Herkesin bir yaratıcısı var
Öylece oluverdiğimiz ihtimali bizim kadar üstün varlıklar için mümkünsüz
Nokta koymadan yazmak bir bilinç altı eylemi imiş. Ben ise bunu bile isteğe yapıyorum
Bunu da isimlendiriniz çok bilmiş psikanalist…
Hep bir nedene bağlı davranıyoruz öyle mi?
Benin zayıf düşmesi ile göreceğim HİÇ beni korkutuyor
HiÇ karanlığın kuyusudur
Koca bir boşluk
Davranışsal edinilmişliklerin hükmü geçersizdir
Nirvana soğuk ve karanlık bir yüksekliktir
Yüksekliğin aşağıya devindiği 27000 yıllık tecrübedir
Kanıksadığım her şeyden vazgeçme eğiliminde isem bir boyutun ötesinde var oluş sorgusuna başlarım
Şu beynimi yiyip bitiren varlık nedenine bir cevap bulamadan yokluğu,HiÇ olmayı öğrenmeyi beklemek ne büyük küstahlık
Oysa HiÇ olmanın bile HİÇlik için bir önemi yokken…

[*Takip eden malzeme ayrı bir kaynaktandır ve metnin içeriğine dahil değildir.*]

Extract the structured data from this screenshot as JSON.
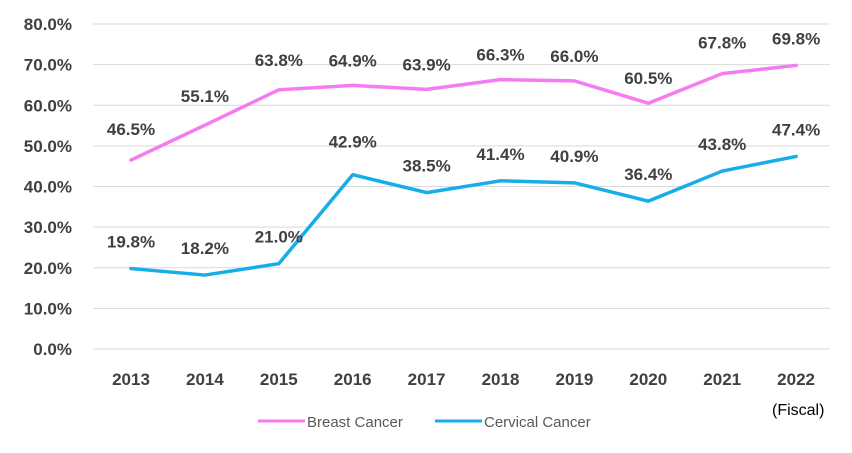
{
  "chart_data": {
    "type": "line",
    "categories": [
      "2013",
      "2014",
      "2015",
      "2016",
      "2017",
      "2018",
      "2019",
      "2020",
      "2021",
      "2022"
    ],
    "x_unit_label": "(Fiscal)",
    "y_ticks": [
      "0.0%",
      "10.0%",
      "20.0%",
      "30.0%",
      "40.0%",
      "50.0%",
      "60.0%",
      "70.0%",
      "80.0%"
    ],
    "ylim": [
      0,
      80
    ],
    "grid": true,
    "legend_position": "bottom",
    "series": [
      {
        "name": "Breast Cancer",
        "color": "#f57bf2",
        "values": [
          46.5,
          55.1,
          63.8,
          64.9,
          63.9,
          66.3,
          66.0,
          60.5,
          67.8,
          69.8
        ],
        "labels": [
          "46.5%",
          "55.1%",
          "63.8%",
          "64.9%",
          "63.9%",
          "66.3%",
          "66.0%",
          "60.5%",
          "67.8%",
          "69.8%"
        ]
      },
      {
        "name": "Cervical Cancer",
        "color": "#16aee8",
        "values": [
          19.8,
          18.2,
          21.0,
          42.9,
          38.5,
          41.4,
          40.9,
          36.4,
          43.8,
          47.4
        ],
        "labels": [
          "19.8%",
          "18.2%",
          "21.0%",
          "42.9%",
          "38.5%",
          "41.4%",
          "40.9%",
          "36.4%",
          "43.8%",
          "47.4%"
        ]
      }
    ]
  }
}
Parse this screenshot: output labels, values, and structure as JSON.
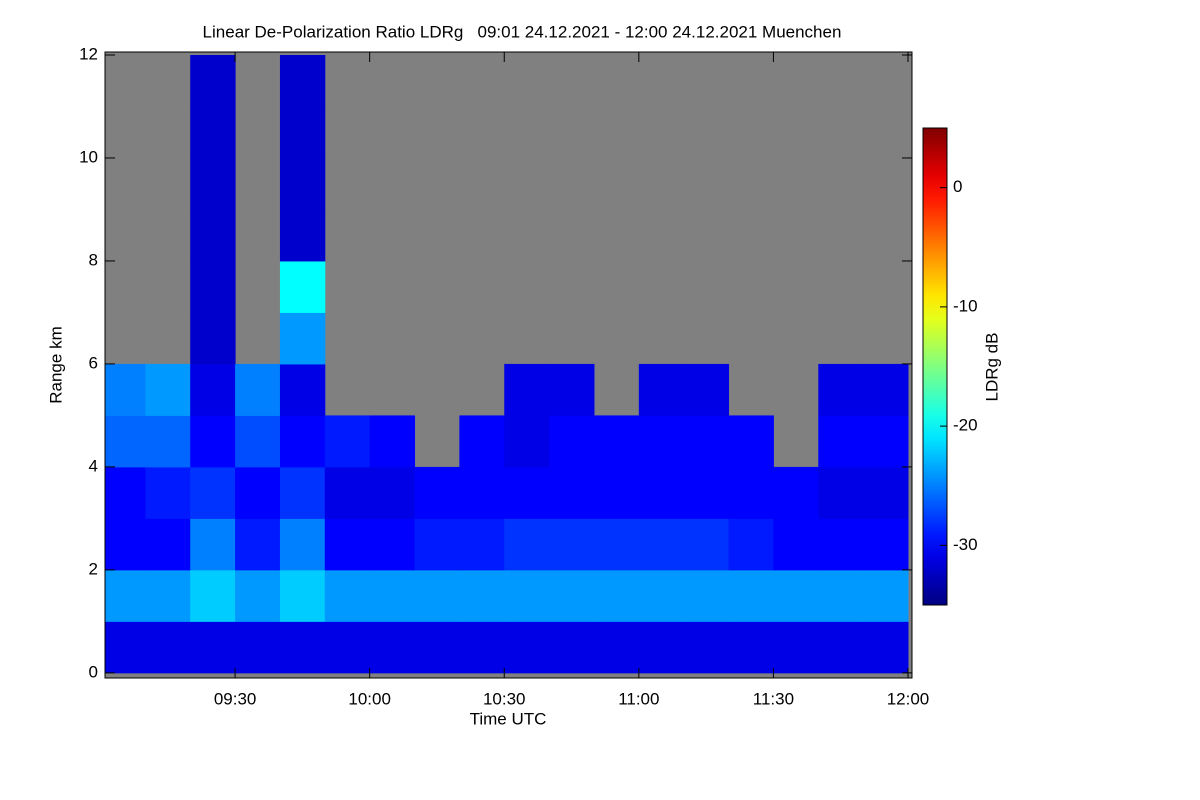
{
  "chart_data": {
    "type": "heatmap",
    "title": "Linear De-Polarization Ratio LDRg   09:01 24.12.2021 - 12:00 24.12.2021 Muenchen",
    "x_label": "Time UTC",
    "y_label": "Range km",
    "colorbar_label": "LDRg dB",
    "xlim": [
      9.0167,
      12.0
    ],
    "xticks": [
      {
        "value": 9.5,
        "label": "09:30"
      },
      {
        "value": 10,
        "label": "10:00"
      },
      {
        "value": 10.5,
        "label": "10:30"
      },
      {
        "value": 11,
        "label": "11:00"
      },
      {
        "value": 11.5,
        "label": "11:30"
      },
      {
        "value": 12,
        "label": "12:00"
      }
    ],
    "ylim": [
      -0.1,
      12
    ],
    "yticks": [
      0,
      2,
      4,
      6,
      8,
      10,
      12
    ],
    "zlim": [
      -35,
      5
    ],
    "zticks": [
      0,
      -10,
      -20,
      -30
    ],
    "colormap": "jet",
    "missing_color": "#808080",
    "x_bins": [
      9,
      9.1667,
      9.3333,
      9.5,
      9.6667,
      9.8333,
      10,
      10.1667,
      10.3333,
      10.5,
      10.6667,
      10.8333,
      11,
      11.1667,
      11.3333,
      11.5,
      11.6667,
      11.8333,
      12
    ],
    "y_bins": [
      0,
      1,
      2,
      3,
      4,
      5,
      6,
      7,
      8,
      9,
      10,
      11,
      12
    ],
    "z": [
      [
        -31,
        -31,
        -31,
        -31,
        -31,
        -31,
        -31,
        -31,
        -31,
        -31,
        -31,
        -31,
        -31,
        -31,
        -31,
        -31,
        -31,
        -31
      ],
      [
        -24,
        -24,
        -22,
        -24,
        -22,
        -24,
        -24,
        -24,
        -24,
        -24,
        -24,
        -24,
        -24,
        -24,
        -24,
        -24,
        -24,
        -24
      ],
      [
        -30,
        -30,
        -25,
        -29,
        -25,
        -30,
        -30,
        -29,
        -29,
        -28,
        -28,
        -28,
        -28,
        -28,
        -29,
        -30,
        -30,
        -30
      ],
      [
        -30,
        -29,
        -28,
        -30,
        -28,
        -31,
        -31,
        -30,
        -30,
        -30,
        -30,
        -30,
        -30,
        -30,
        -30,
        -30,
        -31,
        -31
      ],
      [
        -26,
        -26,
        -30,
        -27,
        -30,
        -29,
        -30,
        null,
        -30,
        -31,
        -30,
        -30,
        -30,
        -30,
        -30,
        null,
        -30,
        -30
      ],
      [
        -25,
        -24,
        -31,
        -25,
        -31,
        null,
        null,
        null,
        null,
        -31,
        -31,
        null,
        -31,
        -31,
        null,
        null,
        -31,
        -31
      ],
      [
        null,
        null,
        -32,
        null,
        -24,
        null,
        null,
        null,
        null,
        null,
        null,
        null,
        null,
        null,
        null,
        null,
        null,
        null
      ],
      [
        null,
        null,
        -32,
        null,
        -20,
        null,
        null,
        null,
        null,
        null,
        null,
        null,
        null,
        null,
        null,
        null,
        null,
        null
      ],
      [
        null,
        null,
        -32,
        null,
        -32,
        null,
        null,
        null,
        null,
        null,
        null,
        null,
        null,
        null,
        null,
        null,
        null,
        null
      ],
      [
        null,
        null,
        -32,
        null,
        -32,
        null,
        null,
        null,
        null,
        null,
        null,
        null,
        null,
        null,
        null,
        null,
        null,
        null
      ],
      [
        null,
        null,
        -32,
        null,
        -32,
        null,
        null,
        null,
        null,
        null,
        null,
        null,
        null,
        null,
        null,
        null,
        null,
        null
      ],
      [
        null,
        null,
        -32,
        null,
        -32,
        null,
        null,
        null,
        null,
        null,
        null,
        null,
        null,
        null,
        null,
        null,
        null,
        null
      ]
    ]
  }
}
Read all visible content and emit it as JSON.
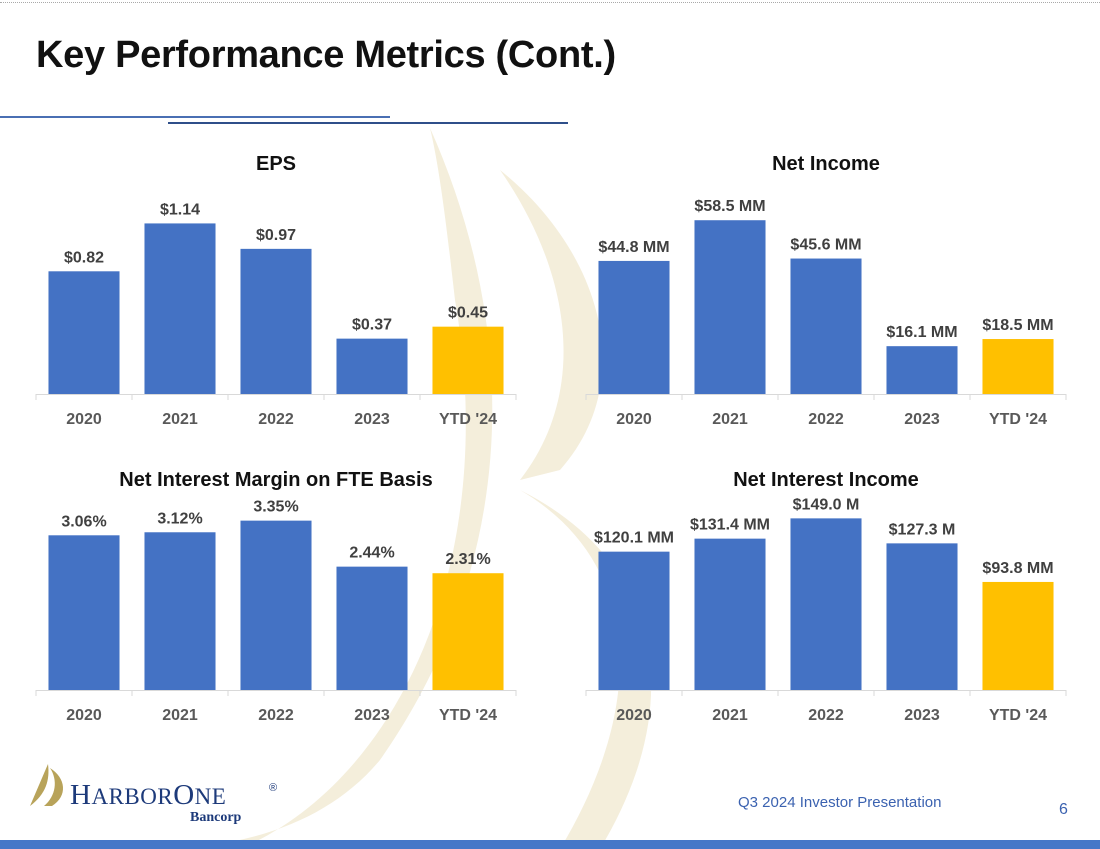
{
  "slide": {
    "title": "Key Performance Metrics (Cont.)",
    "footer_text": "Q3 2024 Investor Presentation",
    "page_number": "6"
  },
  "logo": {
    "name_a": "H",
    "name_b": "ARBOR",
    "name_c": "O",
    "name_d": "NE",
    "registered": "®",
    "subtitle": "Bancorp",
    "icon": "harborone-sail-logo-icon"
  },
  "colors": {
    "bar": "#4472C4",
    "highlight": "#FFC000",
    "label_text": "#404040",
    "axis_text": "#595959",
    "axis_line": "#d9d9d9"
  },
  "chart_data": [
    {
      "type": "bar",
      "title": "EPS",
      "categories": [
        "2020",
        "2021",
        "2022",
        "2023",
        "YTD '24"
      ],
      "values": [
        0.82,
        1.14,
        0.97,
        0.37,
        0.45
      ],
      "labels": [
        "$0.82",
        "$1.14",
        "$0.97",
        "$0.37",
        "$0.45"
      ],
      "highlight_index": 4,
      "ylim": [
        0,
        1.35
      ],
      "grid": false,
      "xlabel": "",
      "ylabel": ""
    },
    {
      "type": "bar",
      "title": "Net Income",
      "categories": [
        "2020",
        "2021",
        "2022",
        "2023",
        "YTD '24"
      ],
      "values": [
        44.8,
        58.5,
        45.6,
        16.1,
        18.5
      ],
      "labels": [
        "$44.8 MM",
        "$58.5 MM",
        "$45.6 MM",
        "$16.1 MM",
        "$18.5 MM"
      ],
      "highlight_index": 4,
      "ylim": [
        0,
        68
      ],
      "grid": false,
      "xlabel": "",
      "ylabel": ""
    },
    {
      "type": "bar",
      "title": "Net Interest Margin on FTE Basis",
      "categories": [
        "2020",
        "2021",
        "2022",
        "2023",
        "YTD '24"
      ],
      "values": [
        3.06,
        3.12,
        3.35,
        2.44,
        2.31
      ],
      "labels": [
        "3.06%",
        "3.12%",
        "3.35%",
        "2.44%",
        "2.31%"
      ],
      "highlight_index": 4,
      "ylim": [
        0,
        3.6
      ],
      "grid": false,
      "xlabel": "",
      "ylabel": ""
    },
    {
      "type": "bar",
      "title": "Net Interest Income",
      "categories": [
        "2020",
        "2021",
        "2022",
        "2023",
        "YTD '24"
      ],
      "values": [
        120.1,
        131.4,
        149.0,
        127.3,
        93.8
      ],
      "labels": [
        "$120.1 MM",
        "$131.4 MM",
        "$149.0 M",
        "$127.3 M",
        "$93.8 MM"
      ],
      "highlight_index": 4,
      "ylim": [
        0,
        158
      ],
      "grid": false,
      "xlabel": "",
      "ylabel": ""
    }
  ]
}
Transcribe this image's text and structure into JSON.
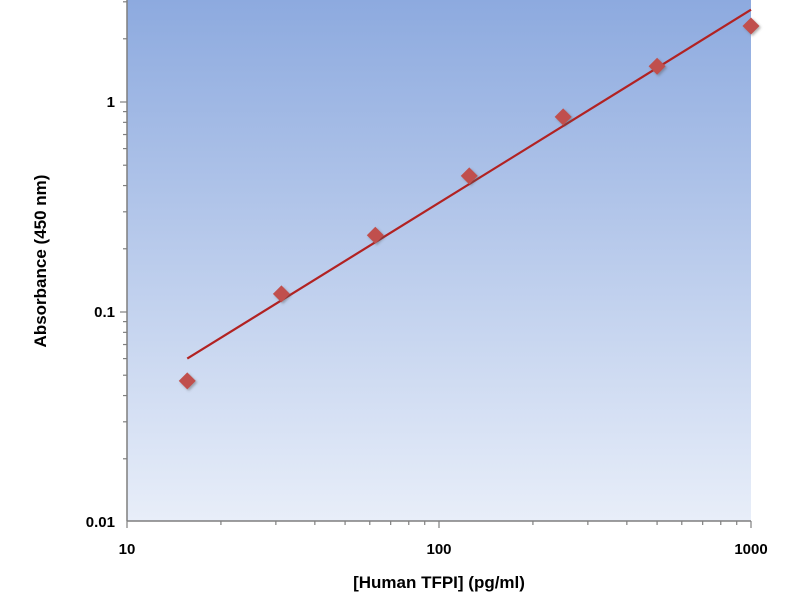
{
  "chart_data": {
    "type": "scatter",
    "title": "",
    "xlabel": "[Human TFPI] (pg/ml)",
    "ylabel": "Absorbance (450 nm)",
    "x_scale": "log",
    "y_scale": "log",
    "xlim": [
      10,
      1000
    ],
    "ylim": [
      0.01,
      3
    ],
    "x_ticks": [
      {
        "value": 10,
        "label": "10"
      },
      {
        "value": 100,
        "label": "100"
      },
      {
        "value": 1000,
        "label": "1000"
      }
    ],
    "y_ticks": [
      {
        "value": 0.01,
        "label": "0.01"
      },
      {
        "value": 0.1,
        "label": "0.1"
      },
      {
        "value": 1,
        "label": "1"
      }
    ],
    "grid": false,
    "legend": "none",
    "series": [
      {
        "marker": "diamond",
        "color": "#C0504D",
        "points": [
          {
            "x": 15.6,
            "y": 0.047
          },
          {
            "x": 31.25,
            "y": 0.122
          },
          {
            "x": 62.5,
            "y": 0.232
          },
          {
            "x": 125,
            "y": 0.445
          },
          {
            "x": 250,
            "y": 0.85
          },
          {
            "x": 500,
            "y": 1.48
          },
          {
            "x": 1000,
            "y": 2.3
          }
        ]
      }
    ],
    "fit_line": {
      "color": "#B22222",
      "start": {
        "x": 15.6,
        "y": 0.06
      },
      "end": {
        "x": 1000,
        "y": 2.75
      }
    },
    "background_gradient": [
      "#8DAADF",
      "#E8EEF9"
    ]
  }
}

İşte kolay olanı seçtiniz sizler,felsefeciler… Varlığı kabul etmek,HiÇ olmaya mistik bir değer vermekle yaratılan matriks içinde yaşadığımız oyun parkını bize sunuyor.
Anlamsızlaşsın istiyorum yaşamak. Bir anlam arayan Sokrates ve tüm diğerleriniz yerin dibine batınız. Felsefik kuramlarınızı alın başınıza çalın. Akıl oyunları ile yüreğime gömdüğüm ağır taş ölülerle kendi karanlığıma gömülmek ve sadece bir HiÇ kadar etmek istiyorum. Anlam aradığınız insan sadece kendi tutkuları ve bencillikleri ile hiçbir varoluş amacına uymuyor görmüyor musunuz? Bir bok bildiğiniz yok.
Tüm bunları neden mi yazdım?
‘’Bilinmeyen bir kadının mektubu’’nu kendi dilinden okudunuz.
‘’İyi olan şeyler unutulmaz ve ben seni hiç unutmayacağım’’ dedi kadın.